If you must support both protocols use a custom key loader which provides a different keys for different methods.

Load a different key for symmetric and asymmetric signatures:

def load_key(header, payload):
    if header['alg'] == 'RS256':
        return rsa_pub_key
    elif header['alg'] == 'HS256':
        return shared_secret
    else:
        raise UnsupportedAlgorithmError()

claims = jwt.decode(token, load_key)

JWT Payload Claims Validation

JsonWebToken.decode() accepts 3 claims-related parameters: claims_cls, claims_option and claims_params. The default claims_cls is JWTClaims. The decode method returns:

>>> JWTClaims(payload, header, options=claims_options, params=claims_params)

Claims validation is actually handled by JWTClaims.validate(), which validates payload claims with claims_option and claims_params. For standard JWTClaims, claims_params value is not used, but it is used in IDToken.

Here is an example of claims_option:

{
    "iss": {
        "essential": True,
        "values": ["https://example.com", "https://example.org"]
    },
    "sub": {
        "essential": True
        "value": "248289761001"
    },
    "jti": {
        "validate": validate_jti
    }
}

It is a dict configuration, the option key is the name of a claim.

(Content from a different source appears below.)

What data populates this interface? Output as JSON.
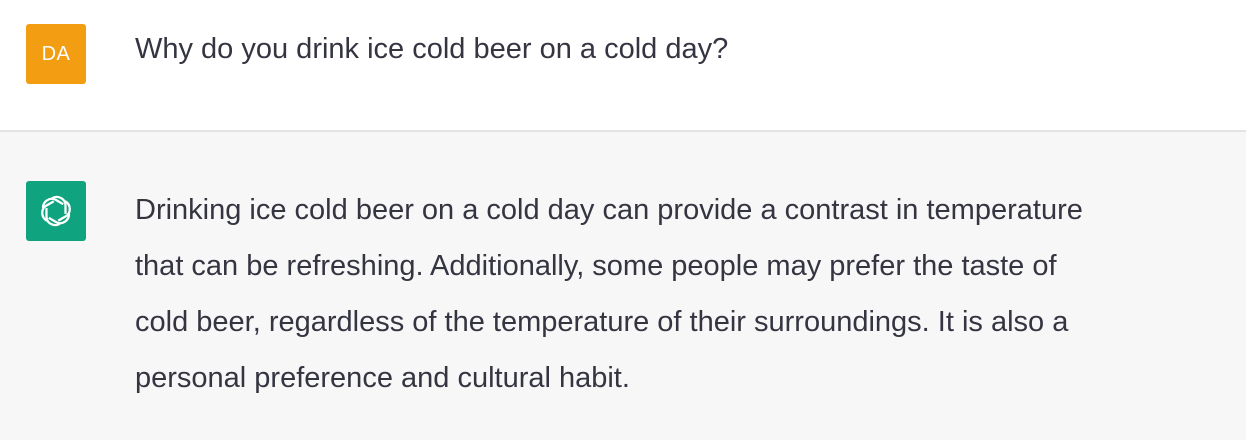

  • essential: this value is REQUIRED.

  • values: claim value can be any one in the values list.

  • value: claim value MUST be the same value.

  • validate: a function to validate the claim value.

Use dynamic keys

When .encode and .decode a token, there is a key parameter to use. This key can be the bytes of your PEM key, a JWK set, and a function.

There ara cases that you don’t know which key to use to .decode the token. For instance, you have a JWK set:

jwks = {
  "keys": [
    { "kid": "k1", ...},
    { "kid": "k2", ...},
  ]
}

And in the token, it has a kid=k2 in the header part, if you pass jwks to the key parameter, Authlib will auto resolve the correct key:

jwt.decode(s, key=jwks, ...)

It is also possible to resolve the correct key by yourself:

def resolve_key(header, payload):
    return my_keys[header['kid']]

jwt.decode(s, key=resolve_key)

For .encode, if you pass a JWK set, it will randomly pick a key and assign its kid into the header.